Вроде бы, годы христианства научили меня легко прощать неприятелей, гонящих, обворовывающих и лгущих на меня — такое прощение всегда приносило мир в сердце и очищало горизонт от туч, заливая грядущее светом невечерним. А на поверку — поди ж ты — поднимается муть со дна души и не дает покоя.

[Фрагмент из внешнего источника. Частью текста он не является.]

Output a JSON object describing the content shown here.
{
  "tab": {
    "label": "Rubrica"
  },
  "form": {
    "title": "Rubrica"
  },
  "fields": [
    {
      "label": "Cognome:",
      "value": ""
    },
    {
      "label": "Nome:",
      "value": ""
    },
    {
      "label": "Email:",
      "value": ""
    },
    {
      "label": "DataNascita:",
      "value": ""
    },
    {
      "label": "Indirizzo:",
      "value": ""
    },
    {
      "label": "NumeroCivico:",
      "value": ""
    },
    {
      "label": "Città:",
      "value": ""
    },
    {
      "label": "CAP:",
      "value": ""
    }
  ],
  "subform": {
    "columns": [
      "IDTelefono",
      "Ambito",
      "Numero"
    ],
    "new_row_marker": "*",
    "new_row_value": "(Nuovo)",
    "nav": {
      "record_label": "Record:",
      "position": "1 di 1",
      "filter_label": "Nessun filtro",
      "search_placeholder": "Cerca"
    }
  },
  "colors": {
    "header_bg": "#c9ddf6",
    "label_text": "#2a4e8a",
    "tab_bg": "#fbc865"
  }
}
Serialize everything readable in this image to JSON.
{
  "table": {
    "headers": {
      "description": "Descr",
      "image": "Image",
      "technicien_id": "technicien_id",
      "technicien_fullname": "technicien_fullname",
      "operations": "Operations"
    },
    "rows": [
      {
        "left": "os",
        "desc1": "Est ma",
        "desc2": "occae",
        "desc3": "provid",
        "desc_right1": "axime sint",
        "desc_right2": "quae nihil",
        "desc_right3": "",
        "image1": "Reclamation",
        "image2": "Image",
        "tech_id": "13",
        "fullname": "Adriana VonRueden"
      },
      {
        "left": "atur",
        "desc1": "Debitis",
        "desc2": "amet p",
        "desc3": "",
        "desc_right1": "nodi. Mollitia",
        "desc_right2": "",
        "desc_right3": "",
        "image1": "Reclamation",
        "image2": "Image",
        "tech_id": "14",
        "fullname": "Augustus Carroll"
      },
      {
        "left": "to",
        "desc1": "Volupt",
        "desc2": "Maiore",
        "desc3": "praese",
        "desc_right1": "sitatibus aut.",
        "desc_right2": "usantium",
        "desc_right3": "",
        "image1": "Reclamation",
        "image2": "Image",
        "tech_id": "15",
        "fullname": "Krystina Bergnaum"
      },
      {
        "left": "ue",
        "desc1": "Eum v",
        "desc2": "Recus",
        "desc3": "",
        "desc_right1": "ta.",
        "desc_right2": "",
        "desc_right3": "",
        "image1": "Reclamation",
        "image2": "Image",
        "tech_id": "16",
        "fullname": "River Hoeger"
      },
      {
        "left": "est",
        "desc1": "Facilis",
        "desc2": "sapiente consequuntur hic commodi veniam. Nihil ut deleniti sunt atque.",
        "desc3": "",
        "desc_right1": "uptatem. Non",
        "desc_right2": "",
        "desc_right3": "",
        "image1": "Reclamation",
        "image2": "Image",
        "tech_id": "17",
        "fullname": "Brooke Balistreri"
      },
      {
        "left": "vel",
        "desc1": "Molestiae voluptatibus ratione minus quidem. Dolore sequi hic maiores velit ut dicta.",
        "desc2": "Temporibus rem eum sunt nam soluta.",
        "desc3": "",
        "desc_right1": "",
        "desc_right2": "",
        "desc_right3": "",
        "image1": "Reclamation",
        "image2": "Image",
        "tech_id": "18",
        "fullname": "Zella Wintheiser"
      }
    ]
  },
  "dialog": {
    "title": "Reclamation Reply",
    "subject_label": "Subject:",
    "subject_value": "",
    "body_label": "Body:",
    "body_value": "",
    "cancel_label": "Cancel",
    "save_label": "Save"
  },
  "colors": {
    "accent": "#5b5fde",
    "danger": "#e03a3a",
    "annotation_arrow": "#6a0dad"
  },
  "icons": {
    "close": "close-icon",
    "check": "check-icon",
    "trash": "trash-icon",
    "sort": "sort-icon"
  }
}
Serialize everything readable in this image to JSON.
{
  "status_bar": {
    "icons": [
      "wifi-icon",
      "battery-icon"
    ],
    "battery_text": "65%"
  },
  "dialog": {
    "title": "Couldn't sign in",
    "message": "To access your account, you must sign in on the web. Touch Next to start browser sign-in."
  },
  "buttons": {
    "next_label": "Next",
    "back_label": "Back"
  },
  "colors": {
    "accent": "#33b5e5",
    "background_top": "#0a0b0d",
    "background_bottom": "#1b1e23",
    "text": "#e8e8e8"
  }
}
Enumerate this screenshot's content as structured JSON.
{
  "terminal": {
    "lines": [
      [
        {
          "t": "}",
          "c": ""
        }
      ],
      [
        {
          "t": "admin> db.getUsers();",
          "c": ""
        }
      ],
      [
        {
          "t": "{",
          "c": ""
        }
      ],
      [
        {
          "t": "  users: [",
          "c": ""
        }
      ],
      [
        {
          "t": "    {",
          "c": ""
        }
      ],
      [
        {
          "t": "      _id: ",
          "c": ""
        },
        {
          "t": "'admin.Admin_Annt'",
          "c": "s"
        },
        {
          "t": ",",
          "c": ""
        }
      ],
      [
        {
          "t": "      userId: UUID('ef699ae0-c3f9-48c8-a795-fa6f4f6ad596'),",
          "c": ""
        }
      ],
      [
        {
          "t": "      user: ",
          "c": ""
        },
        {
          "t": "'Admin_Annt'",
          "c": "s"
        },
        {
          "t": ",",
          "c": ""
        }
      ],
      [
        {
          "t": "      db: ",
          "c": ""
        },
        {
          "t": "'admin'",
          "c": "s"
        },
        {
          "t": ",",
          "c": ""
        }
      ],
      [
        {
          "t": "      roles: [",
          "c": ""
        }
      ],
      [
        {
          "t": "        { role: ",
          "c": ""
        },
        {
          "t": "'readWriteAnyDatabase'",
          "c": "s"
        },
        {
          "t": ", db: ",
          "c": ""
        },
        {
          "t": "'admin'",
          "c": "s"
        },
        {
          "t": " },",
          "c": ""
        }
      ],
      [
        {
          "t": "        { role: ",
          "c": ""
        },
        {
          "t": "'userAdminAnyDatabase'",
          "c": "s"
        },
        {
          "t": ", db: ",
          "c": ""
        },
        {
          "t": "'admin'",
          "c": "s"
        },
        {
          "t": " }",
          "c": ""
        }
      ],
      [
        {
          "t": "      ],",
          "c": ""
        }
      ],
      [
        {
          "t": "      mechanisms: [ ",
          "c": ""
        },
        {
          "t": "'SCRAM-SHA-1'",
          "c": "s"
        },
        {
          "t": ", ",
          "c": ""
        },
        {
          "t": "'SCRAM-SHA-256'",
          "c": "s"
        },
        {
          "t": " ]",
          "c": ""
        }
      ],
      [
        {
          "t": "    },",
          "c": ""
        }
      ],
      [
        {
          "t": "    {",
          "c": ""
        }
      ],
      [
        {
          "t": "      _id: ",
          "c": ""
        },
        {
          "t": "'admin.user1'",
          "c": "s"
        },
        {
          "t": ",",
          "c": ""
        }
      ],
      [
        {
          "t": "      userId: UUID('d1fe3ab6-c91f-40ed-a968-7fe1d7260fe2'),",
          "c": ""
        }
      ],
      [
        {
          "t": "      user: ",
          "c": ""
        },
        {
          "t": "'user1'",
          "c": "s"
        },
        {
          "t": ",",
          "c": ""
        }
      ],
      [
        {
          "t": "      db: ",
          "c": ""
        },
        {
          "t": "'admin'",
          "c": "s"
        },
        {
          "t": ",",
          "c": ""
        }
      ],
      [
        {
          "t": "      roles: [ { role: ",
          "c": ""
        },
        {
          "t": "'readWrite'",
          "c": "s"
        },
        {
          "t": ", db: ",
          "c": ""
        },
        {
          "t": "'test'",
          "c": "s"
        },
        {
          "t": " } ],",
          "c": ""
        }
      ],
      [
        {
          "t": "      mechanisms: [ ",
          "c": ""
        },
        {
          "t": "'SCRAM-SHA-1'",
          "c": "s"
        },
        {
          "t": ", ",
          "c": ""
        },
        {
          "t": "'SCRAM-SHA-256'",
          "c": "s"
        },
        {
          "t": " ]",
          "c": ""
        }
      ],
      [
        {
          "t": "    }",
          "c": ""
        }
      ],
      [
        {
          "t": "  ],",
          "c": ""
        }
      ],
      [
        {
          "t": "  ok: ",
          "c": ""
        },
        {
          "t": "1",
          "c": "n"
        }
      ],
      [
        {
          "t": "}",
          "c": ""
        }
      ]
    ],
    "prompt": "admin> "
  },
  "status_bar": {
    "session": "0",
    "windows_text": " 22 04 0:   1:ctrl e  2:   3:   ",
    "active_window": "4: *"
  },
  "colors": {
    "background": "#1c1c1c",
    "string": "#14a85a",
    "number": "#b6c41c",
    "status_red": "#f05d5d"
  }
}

Может потому, что агрессия относилась не ко мне лично, а к неверующим? Одно дело читать у святителя Димитрия Ростовского, как сдирают кожу и соскребают мясо с христианского мученика — его ангелы утешают, он идет на муки произвольно, веруя в скорое вознесение души в райское блаженство. С неверующим всё не так. Совесть каким-то образом сообщает им о реальной перспективе посмертных мук в огне гееннском, поэтому страх смерти у них весьма сильный, хоть и пытаются они залить его спиртным, убегают от воплей совести в самообман, грохот музыки, суету бизнеса, миражи искусства. Может поэтому смотреть на мучения неверующих так больно. Порой возникает желание себя предложить палачам вместо этих несчастных.
Иногда просматриваю диск с фильмами, записанными Михаилом, иногда в интернете напарываюсь на ролики с изуверствами — и вскипает гнев, и руки просят оружие, и возникает желание пройти по бандитскому аулу, не снимая пальца с пускового крючка пулемета «Печенег», 650 выстрелов в минуту разрывными пулями.